Date of this Version
Zhang,C.(2023) Energy Dissipation Optimization For Circular Culverts [Unpublished master's thesis]. University of Nebraska - Lincoln.
The principal goal of the current research is to develop and improve weir-based energy dissipator designs at the outlets of circular culverts. In the present case, we are interested in full-length weirs and staggered weirs. A review of related literature was completed and reported; a test facility was carefully designed and constructed to collect flow information in a basin downstream of a model broken-back circular culvert; instrumentation was installed to measure discharges, streamwise depths, and velocities. Both full-length and staggered weirs were tested over a range of discharges and tailwaters. The two types of weirs were subjected to two types of tests: (1) tailwater-independent tests and (2) tailwater-influenced tests. The tested weir heights ranged from D/8 to 4D/8, in which D is the culvert diameter.
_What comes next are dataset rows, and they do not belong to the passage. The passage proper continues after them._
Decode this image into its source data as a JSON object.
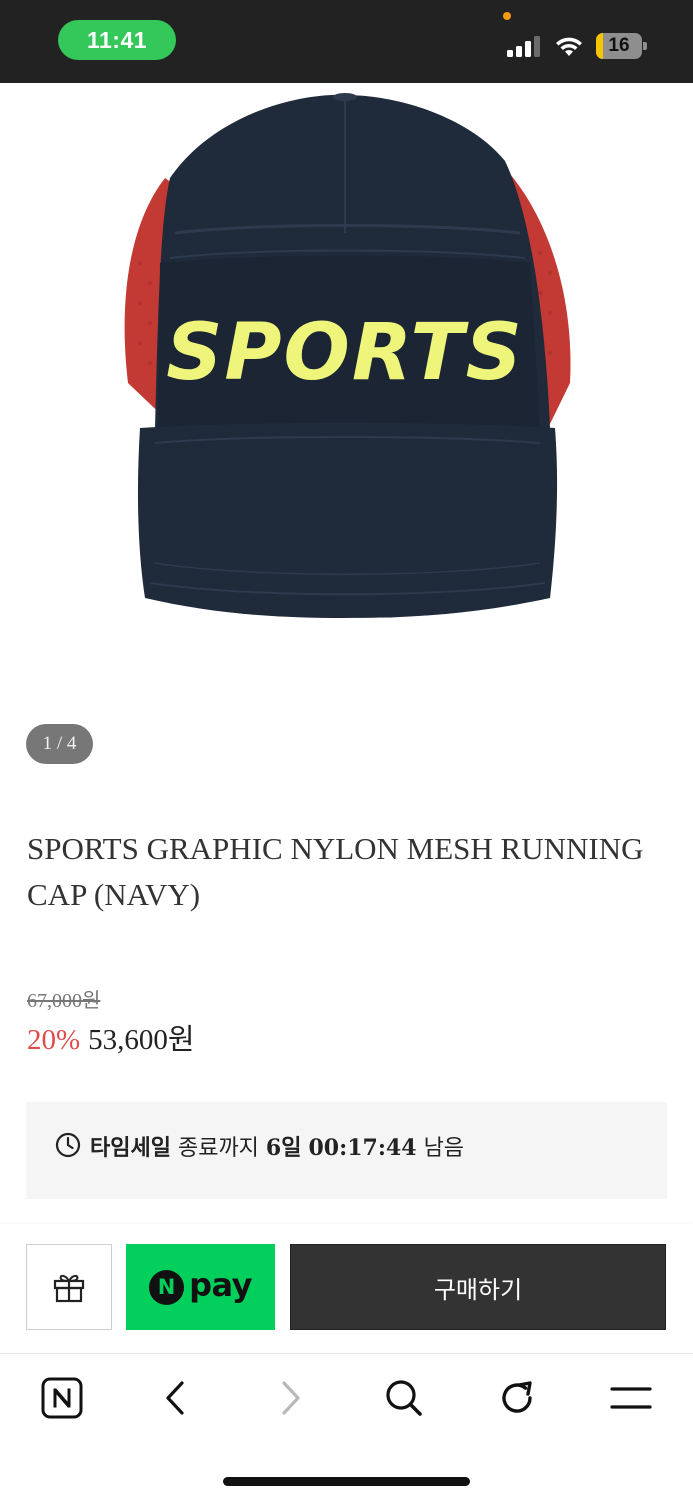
{
  "status_bar": {
    "time": "11:41",
    "battery_level": "16",
    "battery_fraction": 0.16,
    "icons": [
      "signal-icon",
      "wifi-icon",
      "battery-icon"
    ]
  },
  "product": {
    "image_alt": "navy nylon mesh running cap",
    "image_graphic_text": "SPORTS",
    "page_indicator": "1 / 4",
    "title": "SPORTS GRAPHIC NYLON MESH RUNNING CAP (NAVY)",
    "original_price": "67,000원",
    "discount_rate": "20%",
    "sale_price": "53,600원"
  },
  "time_sale": {
    "label": "타임세일",
    "middle": " 종료까지 ",
    "days": "6일",
    "countdown": "00:17:44",
    "suffix": " 남음",
    "icon": "clock-icon"
  },
  "actions": {
    "gift_icon": "gift-icon",
    "npay_logo_letter": "N",
    "npay_label": "pay",
    "buy_label": "구매하기"
  },
  "browser_toolbar": {
    "icons": [
      "naver-home-icon",
      "back-icon",
      "forward-icon",
      "search-icon",
      "refresh-icon",
      "menu-icon"
    ]
  },
  "colors": {
    "status_bar_bg": "#222222",
    "time_pill": "#34c759",
    "discount": "#e04b4b",
    "npay_green": "#03cf5d",
    "buy_button": "#333333",
    "cap_navy": "#1f2a3a",
    "cap_mesh_red": "#c23a33",
    "cap_graphic_yellow": "#eef57a"
  }
}
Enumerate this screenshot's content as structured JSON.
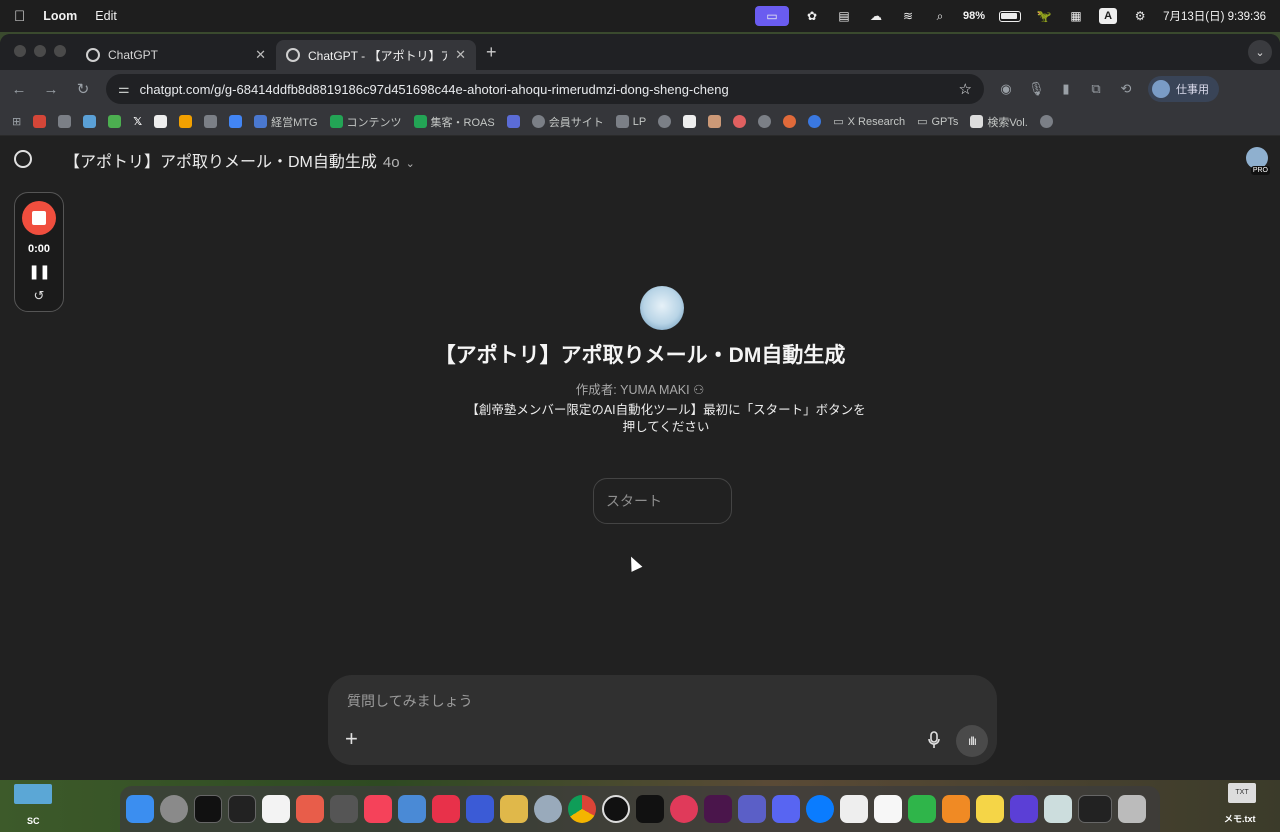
{
  "menubar": {
    "app_name": "Loom",
    "menu_edit": "Edit",
    "battery": "98%",
    "input_mode": "A",
    "datetime": "7月13日(日) 9:39:36"
  },
  "tabs": [
    {
      "label": "ChatGPT"
    },
    {
      "label": "ChatGPT - 【アポトリ】アポ取"
    }
  ],
  "toolbar": {
    "url": "chatgpt.com/g/g-68414ddfb8d8819186c97d451698c44e-ahotori-ahoqu-rimerudmzi-dong-sheng-cheng",
    "profile_label": "仕事用"
  },
  "bookmarks": [
    {
      "label": "経営MTG"
    },
    {
      "label": "コンテンツ"
    },
    {
      "label": "集客・ROAS"
    },
    {
      "label": "会員サイト"
    },
    {
      "label": "LP"
    },
    {
      "label": "X Research"
    },
    {
      "label": "GPTs"
    },
    {
      "label": "検索Vol."
    }
  ],
  "header": {
    "title": "【アポトリ】アポ取りメール・DM自動生成",
    "model": "4o",
    "pro_badge": "PRO"
  },
  "loom": {
    "time": "0:00"
  },
  "gpt": {
    "name": "【アポトリ】アポ取りメール・DM自動生成",
    "author": "作成者: YUMA MAKI",
    "description": "【創帝塾メンバー限定のAI自動化ツール】最初に「スタート」ボタンを押してください",
    "starter": "スタート"
  },
  "composer": {
    "placeholder": "質問してみましょう"
  },
  "desktop": {
    "left_label": "SC",
    "file_label": "メモ.txt",
    "file_icon_text": "TXT"
  },
  "colors": {
    "loom_accent": "#6a5cf0",
    "record_red": "#f04e3e",
    "page_bg": "#212121"
  }
}
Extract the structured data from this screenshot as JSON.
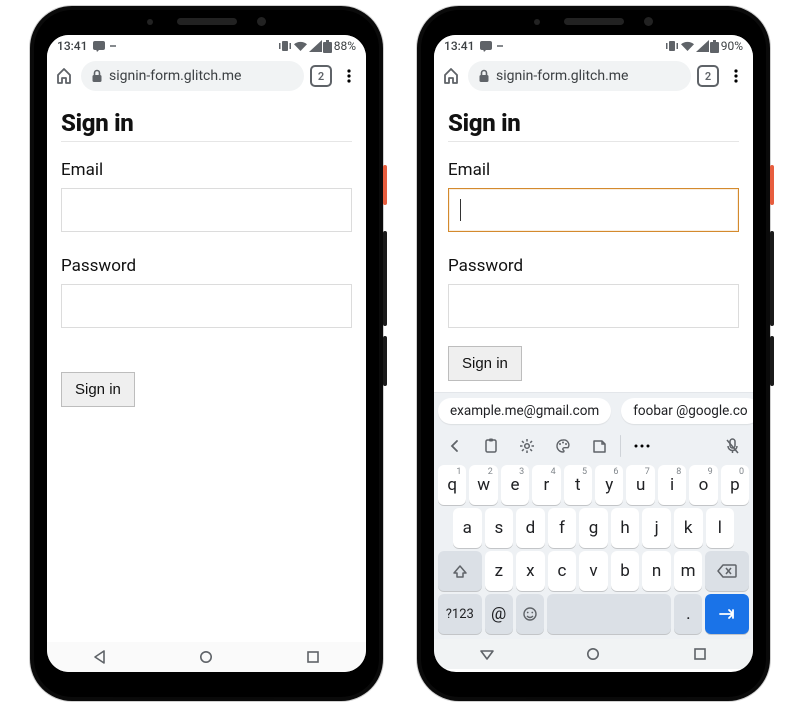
{
  "phones": [
    {
      "status": {
        "time": "13:41",
        "battery": "88%"
      },
      "address": {
        "url_text": "signin-form.glitch.me",
        "tab_count": "2"
      },
      "page": {
        "heading": "Sign in",
        "email_label": "Email",
        "password_label": "Password",
        "submit_label": "Sign in",
        "email_value": "",
        "password_value": ""
      }
    },
    {
      "status": {
        "time": "13:41",
        "battery": "90%"
      },
      "address": {
        "url_text": "signin-form.glitch.me",
        "tab_count": "2"
      },
      "page": {
        "heading": "Sign in",
        "email_label": "Email",
        "password_label": "Password",
        "submit_label": "Sign in",
        "email_value": "",
        "password_value": ""
      },
      "suggestions": [
        "example.me@gmail.com",
        "foobar @google.co"
      ],
      "keyboard": {
        "row1": [
          {
            "k": "q",
            "n": "1"
          },
          {
            "k": "w",
            "n": "2"
          },
          {
            "k": "e",
            "n": "3"
          },
          {
            "k": "r",
            "n": "4"
          },
          {
            "k": "t",
            "n": "5"
          },
          {
            "k": "y",
            "n": "6"
          },
          {
            "k": "u",
            "n": "7"
          },
          {
            "k": "i",
            "n": "8"
          },
          {
            "k": "o",
            "n": "9"
          },
          {
            "k": "p",
            "n": "0"
          }
        ],
        "row2": [
          "a",
          "s",
          "d",
          "f",
          "g",
          "h",
          "j",
          "k",
          "l"
        ],
        "row3": [
          "z",
          "x",
          "c",
          "v",
          "b",
          "n",
          "m"
        ],
        "row4": {
          "sym": "?123",
          "at": "@",
          "period": "."
        }
      }
    }
  ]
}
Data was processed to assess energy dissipation and hydraulic jump position associated with each dissipator configuration.
Dissipation basin outlet depths predicted with a simple weir equation, some general assumptions about the flow upstream of the weir, and the energy equation with no head losses were reasonably close to measured outlet depths for the tallest full weirs (weirs with heights of 3D/8 and 4D/8). For the shorter weirs (weirs with heights of D/8 and 2D/8), the flow appeared to skim the weir and the weir equation was invalid, especially for high discharges.
Within the range of testing conditions, the optimal weir heights for full weir and staggered weir are 4D/8 and 3D/8. Once the optimal dissipation is achieved for full weir, increasing the height of the weir will only reduce the total energy dissipation of the weir/expansion/culvert system; the same is not necessarily true for the staggered weir, for which some flow does not pass over the weir. The geometry of the staggered weir can be altered to optimize its design.
Forcing the toe of the jump to approach the culvert break for all tested discharges required the outlet of the culvert to be submerged to about 1.1D by the tailwater. This result was independent of the weirs that were tested because at this submergence the weirs had little influence on energy dissipation. The result was not independent of discharge, and higher discharges than those tested may require greater submergence. However, raising the weir to achieve full submergence is not advisable based on the present observations since taller weirs will lead to higher basin outlet velocities. Forcing a jump to form within the runout section does not appear to be optimal for energy dissipation purposes. Testing taller weirs would help corroborate this observation.